Reste la question de la formation. " Il faut se former, non pas sur la technique mais sur le handicap, le vieillissement ", estime Bruno Fayette. Une façon de bien cerner la clientèle âgée et ses spécificités. Des formations sur l'accessibilité sont proposées par les principales organisations professionnelles (Handibat pour la Capeb, Les Pros de l'accessibilité - une marque de la FFB - avec l'Institut de formation et de recherche du bâtiment).

" L'avantage d'y participer est que cela permet d'être automatiquement répertorié dans des annuaires que les professionnels du médical consultent pour trouver des artisans spécialisés ", poursuit l'expert. Une aide au développement du business, une fois la formation achevée.

Un dernier conseil ? " Il ne faut pas se lancer en prenant en compte uniquement l'aspect " marché ", si on n'a pas un réel " petit plus " pour aller sur ce secteur ", conclut Alain Chapuis.

[Témoignage] " Respecter l'âge et le handicap "

Laurent Biichlé

" Une façon de travailler et d'être " . Voilà comment Laurent Biichlé, gérant d'Hippocampe Habitat, TPE spécialisée dans les travaux d'accessibilité pour le maintien à domicile des personnes âgées et l'autonomie des personnes handicapées, voit son métier. L'artisan s'est lancé il y a quelques années, sans formation spécifique, en voyant ses grands-parents avancer en âge et en constatant qu'il était " impossible " de trouver des artisans spécialisés.

Pour se faire connaître, il démarche les professionnels de santé. " Au départ, je me suis présenté auprès d'ergothérapeutes pour expliquer mon travail, témoigne-t-il.
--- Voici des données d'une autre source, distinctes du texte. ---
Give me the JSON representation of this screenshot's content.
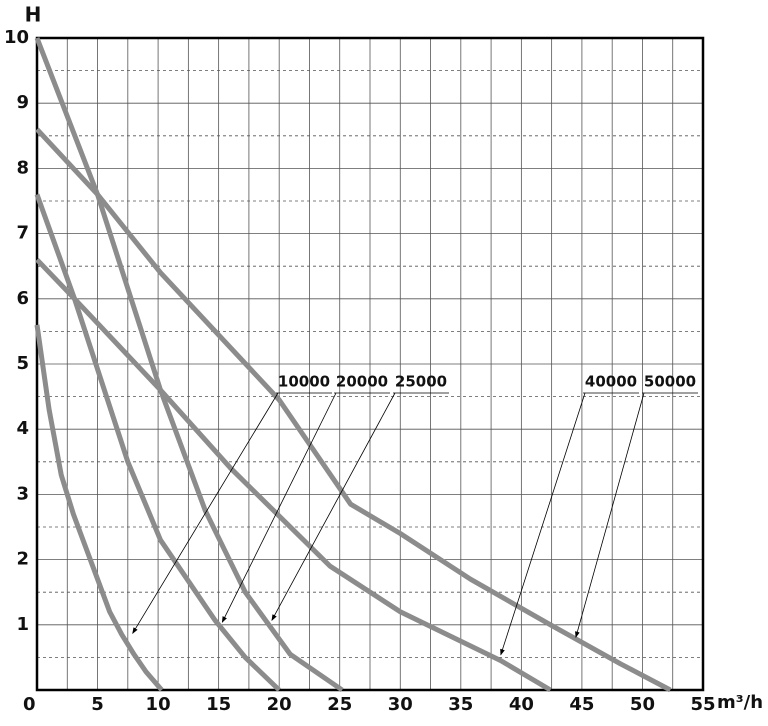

J'ai également intégré Soliha (Solidaires pour l'habitat) dont le but est notamment d'aider les personnes âgées aux revenus modestes à rechercher des subventions pour se loger ". Une collaboration qui lui amène 50 % de son chiffre d'affaires.

Limiter le bruit et autres nuisances

Ce positionnement conditionne sa façon de faire son métier. " Les points importants sont de limiter le bruit - et d'informer lorsque l'on va en faire - les poussières, les allées et venues et d'adapter ses horaires (éviter les travaux pendant la sieste) dans le respect de l'âge et du handicap ", explique l'artisan qui veille également à fournir un maximum d'informations sur son travail (pourquoi, comment, combien de temps).

Son conseil : ne pas compter ses heures. " Même si le réflexe de l'artisan traditionnel est d'aller très vite, là, il faut savoir prendre son temps ", avertit le professionnel qui, compte tenu de journées de travail plus courtes, ou commencées plus tard, est prêt à rallonger de deux à trois jours un chantier qui durerait deux semaines habituellement. " Il faut s'adapter. "

Par ailleurs, Laurent Biichlé est labellisé Handibat depuis quatre ans. Il a pour cela suivi une formation spécifique. Cette reconnaissance lui permet d'être référencé dans un annuaire et de trouver des clients.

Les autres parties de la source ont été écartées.